Nadia memasuki kelas dan melihat kejadian itu. Sontak mata Nadia terkejut, ternyata bukan hanya dia yang bisa diperlakukan seperti itu. Melodi, anak yang pernah membantah kejadian perundungan, menjadi pengganti Nadia dirundung oleh Cici dan kedua sahabatnya itu.
Melodi yang kakinya diseret dan rambutnya diikat ke kursi sambil ditarik oleh Imel dan Dina membuat Melodi kesakitan.
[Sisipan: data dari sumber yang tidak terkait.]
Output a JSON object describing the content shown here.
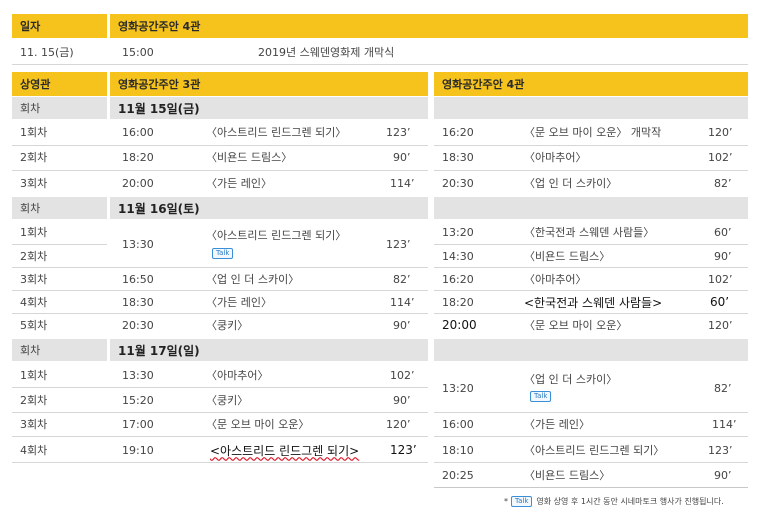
{
  "top_header": {
    "col1": "일자",
    "col2": "영화공간주안 4관"
  },
  "top_row": {
    "date": "11. 15(금)",
    "time": "15:00",
    "event": "2019년 스웨덴영화제 개막식"
  },
  "schedule_header": {
    "hall": "상영관",
    "left": "영화공간주안 3관",
    "right": "영화공간주안 4관"
  },
  "days": [
    {
      "label": "회차",
      "date": "11월 15일(금)",
      "left": [
        {
          "round": "1회차",
          "time": "16:00",
          "title": "〈아스트리드 린드그렌 되기〉",
          "min": "123’"
        },
        {
          "round": "2회차",
          "time": "18:20",
          "title": "〈비욘드 드림스〉",
          "min": "90’"
        },
        {
          "round": "3회차",
          "time": "20:00",
          "title": "〈가든 레인〉",
          "min": "114’"
        }
      ],
      "right": [
        {
          "time": "16:20",
          "title": "〈문 오브 마이 오운〉 개막작",
          "min": "120’"
        },
        {
          "time": "18:30",
          "title": "〈아마추어〉",
          "min": "102’"
        },
        {
          "time": "20:30",
          "title": "〈업 인 더 스카이〉",
          "min": "82’"
        }
      ]
    },
    {
      "label": "회차",
      "date": "11월 16일(토)",
      "left_rounds": [
        "1회차",
        "2회차",
        "3회차",
        "4회차",
        "5회차"
      ],
      "left": [
        {
          "time": "13:30",
          "title": "〈아스트리드 린드그렌 되기〉",
          "min": "123’",
          "talk": "Talk"
        },
        {
          "time": "16:50",
          "title": "〈업 인 더 스카이〉",
          "min": "82’"
        },
        {
          "time": "18:30",
          "title": "〈가든 레인〉",
          "min": "114’"
        },
        {
          "time": "20:30",
          "title": "〈쿵키〉",
          "min": "90’"
        }
      ],
      "right": [
        {
          "time": "13:20",
          "title": "〈한국전과 스웨덴 사람들〉",
          "min": "60’"
        },
        {
          "time": "14:30",
          "title": "〈비욘드 드림스〉",
          "min": "90’"
        },
        {
          "time": "16:20",
          "title": "〈아마추어〉",
          "min": "102’"
        },
        {
          "time": "18:20",
          "title": "<한국전과 스웨덴 사람들>",
          "min": "60’"
        },
        {
          "time": "20:00",
          "title": "〈문 오브 마이 오운〉",
          "min": "120’"
        }
      ]
    },
    {
      "label": "회차",
      "date": "11월 17일(일)",
      "left": [
        {
          "round": "1회차",
          "time": "13:30",
          "title": "〈아마추어〉",
          "min": "102’"
        },
        {
          "round": "2회차",
          "time": "15:20",
          "title": "〈쿵키〉",
          "min": "90’"
        },
        {
          "round": "3회차",
          "time": "17:00",
          "title": "〈문 오브 마이 오운〉",
          "min": "120’"
        },
        {
          "round": "4회차",
          "time": "19:10",
          "title": "<아스트리드 린드그렌 되기>",
          "min": "123’"
        }
      ],
      "right": [
        {
          "time": "13:20",
          "title": "〈업 인 더 스카이〉",
          "min": "82’",
          "talk": "Talk"
        },
        {
          "time": "16:00",
          "title": "〈가든 레인〉",
          "min": "114’"
        },
        {
          "time": "18:10",
          "title": "〈아스트리드 린드그렌 되기〉",
          "min": "123’"
        },
        {
          "time": "20:25",
          "title": "〈비욘드 드림스〉",
          "min": "90’"
        }
      ]
    }
  ],
  "footnote": {
    "star": "*",
    "badge": "Talk",
    "text": "영화 상영 후 1시간 동안 시네마토크 행사가 진행됩니다."
  },
  "colors": {
    "accent": "#f5c31c",
    "section_gray": "#e3e3e3",
    "talk_blue": "#3a8fd6"
  }
}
Siswa-siswi tidak satupun yang berani membantu, hanya menonton dan tidak berekspresi.
Di satu sisi, Nadia tidak tahu apa sebenarnya kemauan Cici. Setelah Nadia dirundung, Melodi juga dirundung.
"Apa sebenarnya cerita di balik semua ini?" ujar Cici sambil menatap kejadian perundungan yang dilakukan Cici dan kedua sahabatnya itu.
Cici sudah bosan melihat Melodi dan menyelesaikan perundungan itu. "Sudah, guys, kita kembali ke tempat masing-masing. Guru yang tidak pernah mengajar membuat kelas ini semakin banyak masalah dan teka-teki."
Nadia pulang dijemput oleh ibunya. Dia menatap kelas di atas, yaitu kelas ketua OSIS Kaka kelas nya, yang tak kunjung terlihat hari itu.
Nadia pulang dengan ibunya. Sampai di rumahnya, Nadia terasa bersedih dan pergi ke kamarnya untuk meluapkan kesedihannya karena kejadian itu.